Zimowe wesele oznacza oszczędności
Oszczędności na menu weselnym, które można przeznaczyć na noclegi dla wszystkich gości lub na egzotyczną podróż dla dwojga to dopiero początek. Poza sezonem wszystkie usługi weselne powinny być tańsze o ok. 25% tańsze. Zakładając, że nasz budżet to 60 tys. PLN, organizując zimowe wesele, oszczędzamy mniej więcej 15 tys. PLN.
Zimowe wesele to większy wybór usługodawców
Wielu rozchwytywanych podwykonawców ślubno-weselnych poza sezonem ma wolne terminy. Dlatego, decydując się na tzw. zimowe wesele mamy dużo większy wybór usługodawców i dostawców nawet kilka miesięcy przed weselem. W ten sposób możemy np. mieć fotografa, u którego na letnie soboty trzeba czekać 2 lata.
Zimowe wesele trafia w "weselną posuchę"
Zdarza się, że latem jesteśmy gośćmi na dwóch, trzech a czasem nawet pięciu weselach. A kto był na weselu w grudniu? No właśnie. Zatem w miesiącach, które nie kojarzą nam się stricte z weselnym biesiadowaniem, entuzjazm gości na myśl o imprezie weselnej może być dużo większy niż na myśl o którymś z kolei weselu latem. Zimą mamy przecież karnawał, który to jest bardzo dobrym okresem do świętowania. Nie wspominąc już o okresie świąteczno-noworocznym, który wydaje się idealnym czasem na rodzinne przyjęcie weselne.

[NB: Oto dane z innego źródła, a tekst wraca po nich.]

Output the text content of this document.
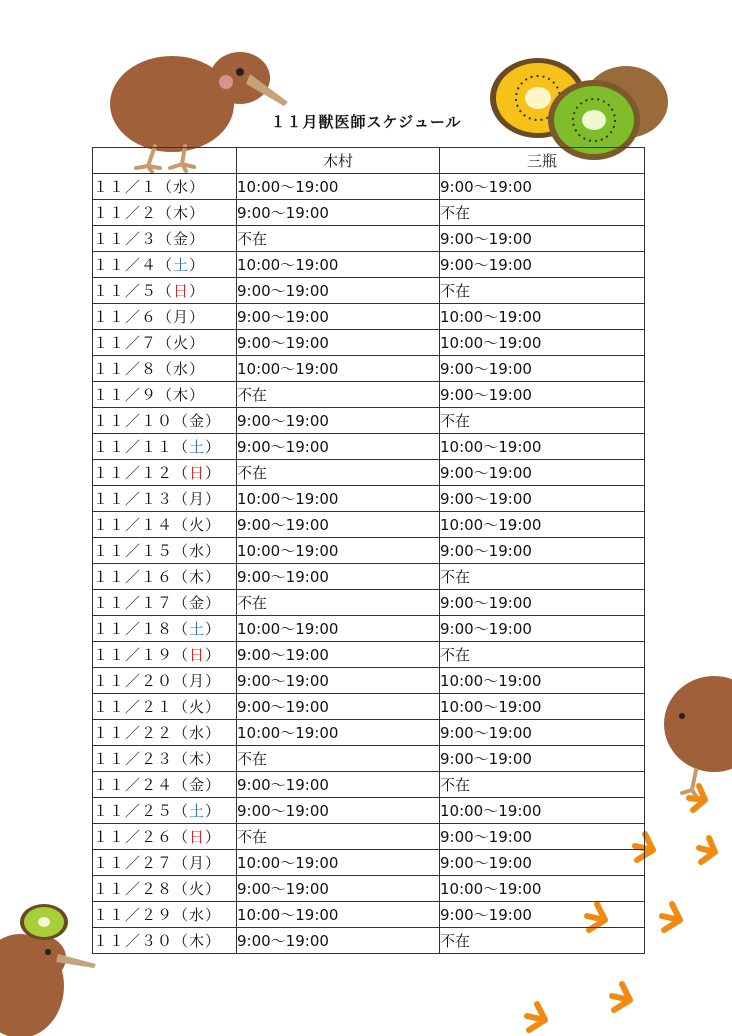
１１月獣医師スケジュール
	木村	三瓶
１１／１（水）	10:00～19:00	9:00～19:00
１１／２（木）	9:00～19:00	不在
１１／３（金）	不在	9:00～19:00
１１／４（土）	10:00～19:00	9:00～19:00
１１／５（日）	9:00～19:00	不在
１１／６（月）	9:00～19:00	10:00～19:00
１１／７（火）	9:00～19:00	10:00～19:00
１１／８（水）	10:00～19:00	9:00～19:00
１１／９（木）	不在	9:00～19:00
１１／１０（金）	9:00～19:00	不在
１１／１１（土）	9:00～19:00	10:00～19:00
１１／１２（日）	不在	9:00～19:00
１１／１３（月）	10:00～19:00	9:00～19:00
１１／１４（火）	9:00～19:00	10:00～19:00
１１／１５（水）	10:00～19:00	9:00～19:00
１１／１６（木）	9:00～19:00	不在
１１／１７（金）	不在	9:00～19:00
１１／１８（土）	10:00～19:00	9:00～19:00
１１／１９（日）	9:00～19:00	不在
１１／２０（月）	9:00～19:00	10:00～19:00
１１／２１（火）	9:00～19:00	10:00～19:00
１１／２２（水）	10:00～19:00	9:00～19:00
１１／２３（木）	不在	9:00～19:00
１１／２４（金）	9:00～19:00	不在
１１／２５（土）	9:00～19:00	10:00～19:00
１１／２６（日）	不在	9:00～19:00
１１／２７（月）	10:00～19:00	9:00～19:00
１１／２８（火）	9:00～19:00	10:00～19:00
１１／２９（水）	10:00～19:00	9:00～19:00
１１／３０（木）	9:00～19:00	不在
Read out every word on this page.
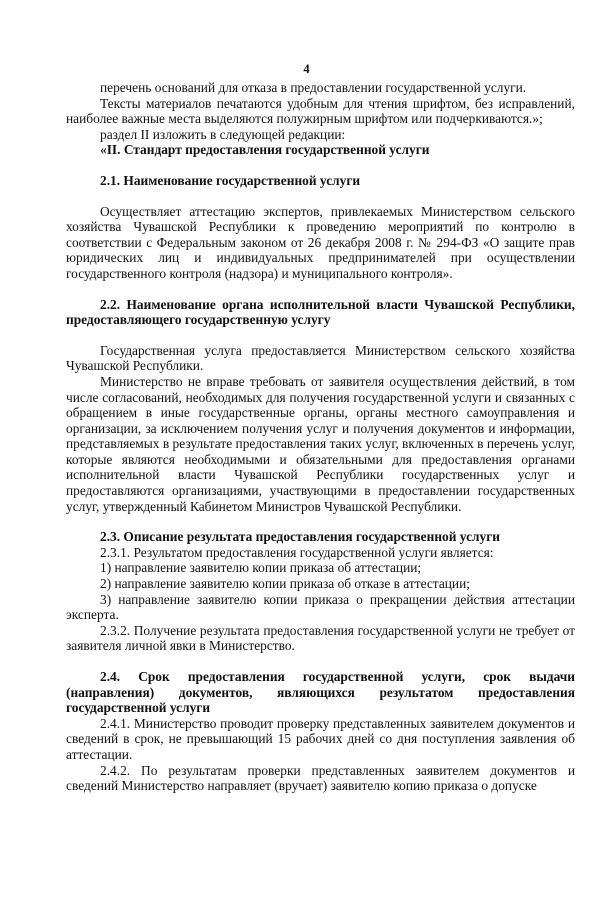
4

перечень оснований для отказа в предоставлении государственной услуги.

Тексты материалов печатаются удобным для чтения шрифтом, без исправлений, наиболее важные места выделяются полужирным шрифтом или подчеркиваются.»;

раздел II изложить в следующей редакции:

«II. Стандарт предоставления государственной услуги

2.1. Наименование государственной услуги

Осуществляет аттестацию экспертов, привлекаемых Министерством сельского хозяйства Чувашской Республики к проведению мероприятий по контролю в соответствии с Федеральным законом от 26 декабря 2008 г. № 294-ФЗ «О защите прав юридических лиц и индивидуальных предпринимателей при осуществлении государственного контроля (надзора) и муниципального контроля».

2.2. Наименование органа исполнительной власти Чувашской Республики, предоставляющего государственную услугу

Государственная услуга предоставляется Министерством сельского хозяйства Чувашской Республики.

Министерство не вправе требовать от заявителя осуществления действий, в том числе согласований, необходимых для получения государственной услуги и связанных с обращением в иные государственные органы, органы местного самоуправления и организации, за исключением получения услуг и получения документов и информации, представляемых в результате предоставления таких услуг, включенных в перечень услуг, которые являются необходимыми и обязательными для предоставления органами исполнительной власти Чувашской Республики государственных услуг и предоставляются организациями, участвующими в предоставлении государственных услуг, утвержденный Кабинетом Министров Чувашской Республики.

2.3. Описание результата предоставления государственной услуги

2.3.1. Результатом предоставления государственной услуги является:

1) направление заявителю копии приказа об аттестации;

2) направление заявителю копии приказа об отказе в аттестации;

3) направление заявителю копии приказа о прекращении действия аттестации эксперта.

2.3.2. Получение результата предоставления государственной услуги не требует от заявителя личной явки в Министерство.

2.4. Срок предоставления государственной услуги, срок выдачи (направления) документов, являющихся результатом предоставления государственной услуги

2.4.1. Министерство проводит проверку представленных заявителем документов и сведений в срок, не превышающий 15 рабочих дней со дня поступления заявления об аттестации.

2.4.2. По результатам проверки представленных заявителем документов и сведений Министерство направляет (вручает) заявителю копию приказа о допуске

Zimowe wesele to oryginalny i magiczny klimat
Wyobraźcie sobie zapach grzanego wina, pomarańczy i goździków witający gości od progu. Albo przytulną strefę chill out z miękkimi sofami przy kominku z iskrzącymi się płomieniami. Do tego sufit rozświetlony tysiącem ciepłych, punktowych lampek, przypominających te choinkowe i akcenty menu weselnego dopasowane do pory roku: dyniowa z imbirem w listopadzie, czy domowe makowce w grudniu. I wcale nie musi być śniegu za oknem. Klimat można stworzyć wewnątrz.
Zimowe wesele trwa dłużej
Przynajmniej takie mamy wrażenie. W sezonie jesienno-zimowy szybciej zapada zmrok przez co odnosimy wrażenie, że atmosfera do nocnej zabawy nastaje szybciej i trwa dłużej. Poza tym znikają wszelkie uroki letnich przyjęć związane z plenerem, wyjściem na zewnątrz i rozpraszaniem się gości – zimą wszyscy bawią się, rozmawiają i celebrują miłość w jednym miejscu. Niewątpliwe sprzyja to integracji gości i zabawie do białego rana.
Wiele obiektów ma specjalne zimowe oferty, dlatego jeśli czujecie ten klimat, nie wahajcie się zapytać. Pamiętając przy tym, że miejsce, które wybieracie na zimowe wesele powinno być przyjemne, przytulne, ciepłe. Nie może znajdować się w szczerym polu i z wątpliwym dojazdem, chyba że liczymy na powrót saniami. Warto, żeby takie miejsce miało bazę noclegową i własną kuchnię, bo catering zimą jest dużo trudniej przygotować. Weźmy też pod uwagę, że przy głównym wejściu powinna się znajdować ogólnodostępna szatnia.